Marco PannellaSOMMAIRE: Voici des grands extraits d'un article de Marco Pannella publié sur le "Corriere della Sera" à la veille de la discussion sur la résolution Piccoli-Pannella, ainsi que le texte de la résolution même.
(MILAN - IL CORRIERE DELLA SERA - 7 FEVRIER 1988)
Le coût de la "non-Europe" est, déjà, historiquement immense, et hypothèque l'avenir d'une grande partie des sociétés européennes, méditéranéennes et d'une grande partie de l'Afrique.
C'est un coût insupportable pour le monde entier et pour ses perspectives: le monde de la démocratie politique, du droit à la vie et de la vie du droit, ne peut continuer à être tributaire et dépendant du seul peuple américain et de ses institutions, sous peine de mort des valeurs communes.
La démocratie est aussi une technologie, une manière d'être des transformations et des révolutions technologiques et sociales, historiques et scientifiques. Celle-ci requiert aujourd'hui des marchés et des institutions aux dimensions des problèmes historiques du monde, et de savoir payer le prix apparemment très élevé du respect de l'humanité et de tous ses membres. Le mythe "romantique" des Etats nationaux est devenu un gouffre mortel dans lequel notre siècle est en train de plonger depuis des décennies.
Il faut que cette conscience se traduise immédiatement en conscience et volonté politique, qu'elle devienne constitutive d'une "partie", d'un "parti": cela est peut-être en train de se produire.
La motion parlementaire qui devra être votée après-demain, le 10 février, dont le premier signataire est le Président de la Commission des Affaires Etrangères, Flaminio Piccoli, et qui est déjà souscrite par près de 200 députés, constitue un pas fondamental dans la bonne direction. Seule la nature et la sous-culture d'une si grande partie du cinquième pouvoir, en particulier du pouvoir audiovisuel, a pu faire en sorte que cette initiative soit totalement ignorée. Et ce alors que le Ministre Andreotti y avait donné son adhésion immédiate et vigoureuse, alors que l'on était à la veille d'un "Sommet européen" dans lequel les thèmes et les compromis possibles semblaient constituer les barrières infranchissables à la construction, aujourd'hui, des Etats-Unis d'Europe.
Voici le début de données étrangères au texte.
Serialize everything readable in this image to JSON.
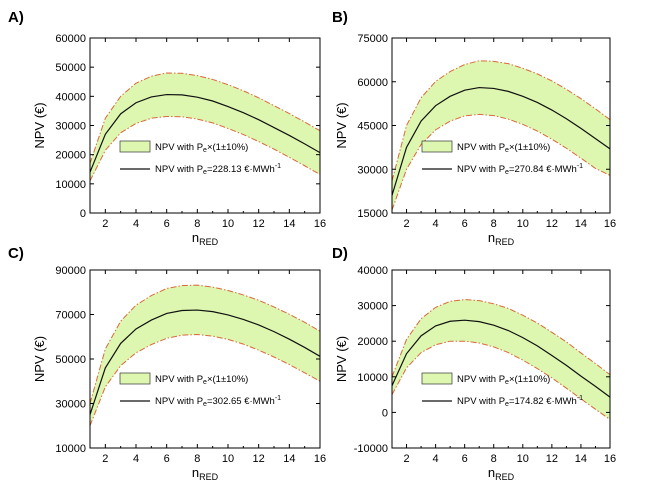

(...) Dès avant que la nouvelle de ce document fut donnée, durant les jours qui la précédèrent, des signaux de grand intérêt, de surprise et aussi d'enthousiasme arrivèrent de toute l'Europe, des membres de la Communauté exécutive aux parlementaires européens, des organisations fédéralistes mais également des milieux économiques, des milieux proches de Giscard d'Estaing et d'Helmut Schmidt.
Peut-être que le langage du document, au moins en ce qui concerne son contenu, démontre sa force: la revendication d'"Etats Généraux des peuples européens" avec l'élection en juillet 1989 des Présidents du Conseil et de la Commission par les quelques six mille parlementaires des douze pays et par ceux du Parlement européen fournit à la mémoire historique et à notre imaginaire à tous ce que Faure rappelait dans son message de soutien envoyé au Président Piccoli et à la Chambre des députés: il y a plus de cent ans Auguste Combe affirma le caractère "européen" de la Révolution de 1789, et dans la faible conscience de ce fait, ses limites et ses échecs relatifs.
La politique italienne est parfois beaucoup plus riche et vive de ce qu'on en réfère ou de ce qu'on en connaît, et c'est de cela qu'elle risque de mourir. Espérons qu'il n'en soit pas ainsi, au moins dans ce cas.